Understanding the economic conditions behind a layoff does little to lessen the feeling of unfairness surrounding the loss of a job. Like many recently-displaced technology workers, Deepak finds dealing with the layoff to be harder than expected. “I’ve taken it personally,” he says. “Everyone told me I was doing a great job, and I think I did a great job.”

Unlike many Indian technology workers laid off recently in Silicon Valley, however, Deepak does have options. An American citizen, he may stay in the Unites States for as long as it takes to find another position. However, for Indian technology workers who have emigrated within the last few years — those working on H1B visas and still awaiting a green card from the INS — the layoffs have hit particularly hard.

Rajani, who agreed to be identified by first name only, is such a person. She came to Silicon Valley from India with her husband last year, but lost her job as a software engineer when her employer closed its doors earlier this month. Although her husband is still employed, she must find work as soon as possible to avoid having to change her status from H1B to an H4 dependent. Doing so would jeopardize her ability to stay in the U.S. if her husband was also to lose his job.

Getting Back on Track
According to Amar Veda at the Immigrants Support Network (ISN), layoffs can be very traumatic to those whose immigrant status hangs in the balance. “If a green card holder or U.S. citizen loses a job,” says Veda, “he just loses a job. H1B holders lose their lives.”
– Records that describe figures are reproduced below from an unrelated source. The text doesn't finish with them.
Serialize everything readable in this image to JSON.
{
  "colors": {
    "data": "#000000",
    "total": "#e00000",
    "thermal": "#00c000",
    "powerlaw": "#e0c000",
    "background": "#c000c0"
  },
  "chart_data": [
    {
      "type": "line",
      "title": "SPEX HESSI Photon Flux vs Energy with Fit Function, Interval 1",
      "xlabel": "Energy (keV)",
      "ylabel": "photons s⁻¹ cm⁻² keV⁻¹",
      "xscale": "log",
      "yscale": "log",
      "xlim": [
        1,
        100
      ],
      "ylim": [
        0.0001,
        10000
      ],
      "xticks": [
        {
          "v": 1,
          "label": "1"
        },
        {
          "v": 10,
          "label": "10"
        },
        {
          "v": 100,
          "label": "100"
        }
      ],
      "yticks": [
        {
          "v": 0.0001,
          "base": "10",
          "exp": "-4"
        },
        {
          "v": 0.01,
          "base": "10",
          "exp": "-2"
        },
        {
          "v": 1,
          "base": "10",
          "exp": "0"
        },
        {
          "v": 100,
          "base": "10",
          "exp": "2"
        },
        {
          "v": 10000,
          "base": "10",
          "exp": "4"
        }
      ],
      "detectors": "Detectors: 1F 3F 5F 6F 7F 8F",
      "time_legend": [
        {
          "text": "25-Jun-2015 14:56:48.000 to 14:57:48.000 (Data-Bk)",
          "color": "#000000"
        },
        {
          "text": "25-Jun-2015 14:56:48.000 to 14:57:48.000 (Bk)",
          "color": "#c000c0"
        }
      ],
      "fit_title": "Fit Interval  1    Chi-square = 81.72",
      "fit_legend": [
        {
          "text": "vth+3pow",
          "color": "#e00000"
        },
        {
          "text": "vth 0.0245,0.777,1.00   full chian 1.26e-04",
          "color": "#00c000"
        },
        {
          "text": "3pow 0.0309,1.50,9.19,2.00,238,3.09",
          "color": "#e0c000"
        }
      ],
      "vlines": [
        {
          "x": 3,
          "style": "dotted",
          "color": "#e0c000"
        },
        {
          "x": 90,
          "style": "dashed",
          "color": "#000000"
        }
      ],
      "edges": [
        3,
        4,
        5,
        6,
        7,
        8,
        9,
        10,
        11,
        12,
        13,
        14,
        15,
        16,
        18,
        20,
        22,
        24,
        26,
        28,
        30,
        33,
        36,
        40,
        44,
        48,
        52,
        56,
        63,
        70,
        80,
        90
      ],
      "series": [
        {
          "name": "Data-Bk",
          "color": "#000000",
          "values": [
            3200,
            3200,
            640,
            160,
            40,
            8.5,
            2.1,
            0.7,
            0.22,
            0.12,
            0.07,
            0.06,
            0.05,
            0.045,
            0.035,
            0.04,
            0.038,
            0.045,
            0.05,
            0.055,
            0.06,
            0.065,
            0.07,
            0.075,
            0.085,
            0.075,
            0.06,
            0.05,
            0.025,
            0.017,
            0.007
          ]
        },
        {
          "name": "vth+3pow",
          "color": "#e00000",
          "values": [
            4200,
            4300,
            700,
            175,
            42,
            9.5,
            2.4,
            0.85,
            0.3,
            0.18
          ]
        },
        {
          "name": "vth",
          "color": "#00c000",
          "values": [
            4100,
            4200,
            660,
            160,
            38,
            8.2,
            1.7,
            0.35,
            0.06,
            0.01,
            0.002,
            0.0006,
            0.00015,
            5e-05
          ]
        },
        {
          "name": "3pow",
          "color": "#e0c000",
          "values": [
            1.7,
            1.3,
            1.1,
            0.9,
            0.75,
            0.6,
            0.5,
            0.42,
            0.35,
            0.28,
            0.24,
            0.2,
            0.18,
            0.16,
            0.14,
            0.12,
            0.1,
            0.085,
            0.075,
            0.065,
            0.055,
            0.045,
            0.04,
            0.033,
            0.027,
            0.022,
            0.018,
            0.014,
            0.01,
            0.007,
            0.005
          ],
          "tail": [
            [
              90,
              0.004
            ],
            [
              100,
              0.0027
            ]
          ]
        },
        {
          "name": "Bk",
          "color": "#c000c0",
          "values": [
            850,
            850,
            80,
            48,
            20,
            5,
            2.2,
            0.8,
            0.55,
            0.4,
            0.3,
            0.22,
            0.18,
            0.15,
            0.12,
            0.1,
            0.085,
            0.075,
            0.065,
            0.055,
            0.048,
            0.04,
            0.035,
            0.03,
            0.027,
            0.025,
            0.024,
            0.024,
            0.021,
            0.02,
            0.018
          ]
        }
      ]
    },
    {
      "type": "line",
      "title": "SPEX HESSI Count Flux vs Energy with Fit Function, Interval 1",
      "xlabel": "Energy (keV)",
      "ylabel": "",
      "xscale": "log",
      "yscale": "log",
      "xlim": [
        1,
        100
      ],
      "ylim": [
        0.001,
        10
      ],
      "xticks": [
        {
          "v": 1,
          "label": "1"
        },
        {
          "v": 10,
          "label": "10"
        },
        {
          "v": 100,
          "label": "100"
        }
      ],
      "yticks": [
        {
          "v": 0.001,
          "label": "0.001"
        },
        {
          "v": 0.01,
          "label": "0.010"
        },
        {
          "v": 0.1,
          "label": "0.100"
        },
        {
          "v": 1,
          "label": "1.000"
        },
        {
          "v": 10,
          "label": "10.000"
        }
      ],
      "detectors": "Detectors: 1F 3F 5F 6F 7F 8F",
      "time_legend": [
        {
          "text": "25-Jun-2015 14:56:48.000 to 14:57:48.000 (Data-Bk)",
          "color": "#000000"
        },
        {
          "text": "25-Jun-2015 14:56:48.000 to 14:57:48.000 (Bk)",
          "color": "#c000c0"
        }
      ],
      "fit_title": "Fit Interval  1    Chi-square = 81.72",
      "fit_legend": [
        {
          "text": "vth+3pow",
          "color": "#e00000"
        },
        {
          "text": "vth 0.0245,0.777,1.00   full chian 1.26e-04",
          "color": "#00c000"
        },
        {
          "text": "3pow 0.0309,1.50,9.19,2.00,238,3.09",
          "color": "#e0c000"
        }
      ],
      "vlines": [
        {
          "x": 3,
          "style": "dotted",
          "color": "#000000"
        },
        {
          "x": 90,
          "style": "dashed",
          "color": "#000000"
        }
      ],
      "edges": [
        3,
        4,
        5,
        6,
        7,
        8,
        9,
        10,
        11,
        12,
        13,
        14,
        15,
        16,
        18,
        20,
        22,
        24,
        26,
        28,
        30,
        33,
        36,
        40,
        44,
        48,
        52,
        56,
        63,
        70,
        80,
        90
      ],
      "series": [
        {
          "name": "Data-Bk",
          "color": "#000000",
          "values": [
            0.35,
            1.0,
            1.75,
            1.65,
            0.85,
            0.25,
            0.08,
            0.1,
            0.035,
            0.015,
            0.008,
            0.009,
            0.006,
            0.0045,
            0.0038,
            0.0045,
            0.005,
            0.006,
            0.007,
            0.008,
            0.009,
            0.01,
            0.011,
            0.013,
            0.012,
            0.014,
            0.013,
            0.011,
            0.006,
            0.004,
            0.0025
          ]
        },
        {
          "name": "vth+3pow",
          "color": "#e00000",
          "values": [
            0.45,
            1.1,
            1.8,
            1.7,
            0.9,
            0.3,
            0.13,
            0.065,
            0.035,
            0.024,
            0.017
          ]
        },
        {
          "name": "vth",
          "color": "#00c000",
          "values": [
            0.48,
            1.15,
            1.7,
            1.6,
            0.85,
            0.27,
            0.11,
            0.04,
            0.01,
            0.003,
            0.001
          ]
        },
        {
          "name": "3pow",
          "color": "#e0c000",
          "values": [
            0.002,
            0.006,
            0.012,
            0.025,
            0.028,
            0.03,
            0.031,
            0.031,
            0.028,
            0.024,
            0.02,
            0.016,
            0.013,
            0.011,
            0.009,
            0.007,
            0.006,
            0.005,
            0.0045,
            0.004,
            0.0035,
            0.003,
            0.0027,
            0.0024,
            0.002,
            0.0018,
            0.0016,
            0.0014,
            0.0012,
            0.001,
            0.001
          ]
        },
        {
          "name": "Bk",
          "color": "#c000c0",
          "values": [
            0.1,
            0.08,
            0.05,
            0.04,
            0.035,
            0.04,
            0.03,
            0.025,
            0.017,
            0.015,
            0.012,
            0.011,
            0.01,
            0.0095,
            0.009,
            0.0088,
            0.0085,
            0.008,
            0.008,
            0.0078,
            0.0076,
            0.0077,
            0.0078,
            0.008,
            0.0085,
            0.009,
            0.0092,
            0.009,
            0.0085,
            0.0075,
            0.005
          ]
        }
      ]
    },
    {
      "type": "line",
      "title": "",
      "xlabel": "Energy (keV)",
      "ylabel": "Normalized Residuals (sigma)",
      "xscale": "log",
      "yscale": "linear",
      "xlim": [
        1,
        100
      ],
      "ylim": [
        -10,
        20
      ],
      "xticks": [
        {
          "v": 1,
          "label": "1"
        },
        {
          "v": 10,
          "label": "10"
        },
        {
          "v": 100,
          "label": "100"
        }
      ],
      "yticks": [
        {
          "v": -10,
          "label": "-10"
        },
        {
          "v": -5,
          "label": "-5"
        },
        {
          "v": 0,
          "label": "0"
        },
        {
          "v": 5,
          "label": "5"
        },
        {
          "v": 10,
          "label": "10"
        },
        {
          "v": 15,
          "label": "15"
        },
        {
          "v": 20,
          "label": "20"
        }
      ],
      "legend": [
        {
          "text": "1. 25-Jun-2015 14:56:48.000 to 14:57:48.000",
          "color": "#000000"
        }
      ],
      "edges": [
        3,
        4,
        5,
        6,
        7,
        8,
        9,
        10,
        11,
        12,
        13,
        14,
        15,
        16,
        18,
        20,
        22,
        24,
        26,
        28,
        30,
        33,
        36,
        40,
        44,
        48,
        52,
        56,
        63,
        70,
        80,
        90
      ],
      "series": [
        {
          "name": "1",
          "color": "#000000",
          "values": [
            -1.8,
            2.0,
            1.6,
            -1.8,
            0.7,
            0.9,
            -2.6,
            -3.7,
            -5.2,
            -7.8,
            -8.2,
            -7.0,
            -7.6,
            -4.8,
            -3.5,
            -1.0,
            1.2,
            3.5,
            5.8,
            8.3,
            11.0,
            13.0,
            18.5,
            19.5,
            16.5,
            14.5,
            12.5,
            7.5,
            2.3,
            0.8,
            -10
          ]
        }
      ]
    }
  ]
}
Despite estimates that 900,000 new IT jobs will be created in the U.S. in 2001, many technology workers, regardless of their immigrant status, find that landing another job is more difficult than they expected. “It has gotten so much worse lately,” says Rajani, referring to the current job market in Silicon Valley. According to a recent study by the Information Technology Association of America, demand for IT workers in the U.S. is down 44 percent from 2000.

Rajani, who searched “frantically” for another job in the weeks since her company closed, is finding it difficult to even locate open positions now that many companies have stopped hiring. “Although there are advertisements posted on job sites and newspapers, they are usually outdated posts,” she says. “You see them and feel that, ‘Oh, this company is hiring,’ but that is just an illusion. I usually phone them before I send my resume, and that’s when they say, ‘Oh, no, we are not hiring.’”

“I was totally surprised,” says Deepak. “I thought with my qualifications, and the companies I’ve been at, there would be fewer problems. There aren’t that many jobs out there.”

Moving On
For Deepak, the timing of his layoff couldn’t have been worse. He was making plans to move his family back from Singapore, where he had previously worked. Since the layoff, he has had to reevaluate that plan. He now wonders whether he’ll even stay in Silicon Valley, or join his family in Singapore and ride out the tough market. For the time being, he plans to “just keep plugging away, looking for jobs, and networking.”

The future remains even less certain for Rajani. A Java specialist, she is opening herself up to working with other technologies she wouldn’t have considered just a few months ago. “I would prefer not to,” she says, “but I would do it just to be able to keep my H1B status valid. That has become my main concern right now.”

With no sign of an upswing in the economy any time soon, many like her fear the worst-case scenario: going back. Although she expects to find another job soon, the possibility of returning is ever-present. “We are always under pressure,” Rajani says. “If my husband also loses his job, we would probably go back to India.” Doing so would be to defer the dream that led her to the U.S. in the first place.